This presentation was made at the 2019 NAFEMS World Congress in Quebec Canada
In modern engineering design the representation of complex material behavior is often required. During the last decades a huge number of sophisticated constitutive formulations have been derived for different types of materials in different applications. Since the complexity of these models generally does not allow a direct determination of their constitutive parameters inverse strategies are applied to identify their parameter set. A common approach for this purpose is the minimization of the least squares error between measurements from experiments and the computed model responses. For materials behaving highly nonlinear, such as concrete and soils, the application of standard gradient-based optimization strategies often yields not to the optimal parameter set due to the complexity of the objective function containing several local minima. For such problems mainly global optimization strategies, such as genetic algorithms or particle swarm optimization, are utilized.
Since not all parameters of a material model can be identified equally well from one or more experimental setup, the additional assessment of their quality is required. In this paper an approach is proposed where the variation for each parameter is estimated based on the definition of uncertainties of the measurements. This study allows an efficient assessment of the parameter quality including the detection of their dependencies. Furthermore, this approach can be used to detect non-unique identification tasks, where different parameter combinations may lead to similar response values and thus to equivalent small deviations in the identification procedure.

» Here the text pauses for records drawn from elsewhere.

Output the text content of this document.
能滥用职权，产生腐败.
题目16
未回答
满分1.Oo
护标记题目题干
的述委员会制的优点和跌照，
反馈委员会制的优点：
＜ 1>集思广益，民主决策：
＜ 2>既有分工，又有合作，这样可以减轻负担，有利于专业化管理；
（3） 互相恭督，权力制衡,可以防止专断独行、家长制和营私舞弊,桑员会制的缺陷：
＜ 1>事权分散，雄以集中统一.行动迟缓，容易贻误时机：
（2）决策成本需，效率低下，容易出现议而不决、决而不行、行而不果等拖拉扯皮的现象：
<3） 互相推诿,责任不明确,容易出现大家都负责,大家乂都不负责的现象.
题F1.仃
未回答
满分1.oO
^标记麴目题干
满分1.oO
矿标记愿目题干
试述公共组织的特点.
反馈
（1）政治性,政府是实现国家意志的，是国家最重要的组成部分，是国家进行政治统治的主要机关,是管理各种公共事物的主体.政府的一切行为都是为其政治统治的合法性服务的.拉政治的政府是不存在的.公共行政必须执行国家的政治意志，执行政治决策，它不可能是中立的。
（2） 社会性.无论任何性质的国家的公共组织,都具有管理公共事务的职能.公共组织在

The proposed approach is applied to two different calibration tasks. In one example the non-uniqueness is most dominant and an identification of the whole parameter set is not possible. In the second example, where the elastic and fracture parameters of concrete are identified, we will observe, that one parameter cannot be identified with the test setup. We will see, that two parameters which a have a more global influence on the measurement results can be identified very accurately and other parameter which have a more local or smaller influence can be identified less accurate.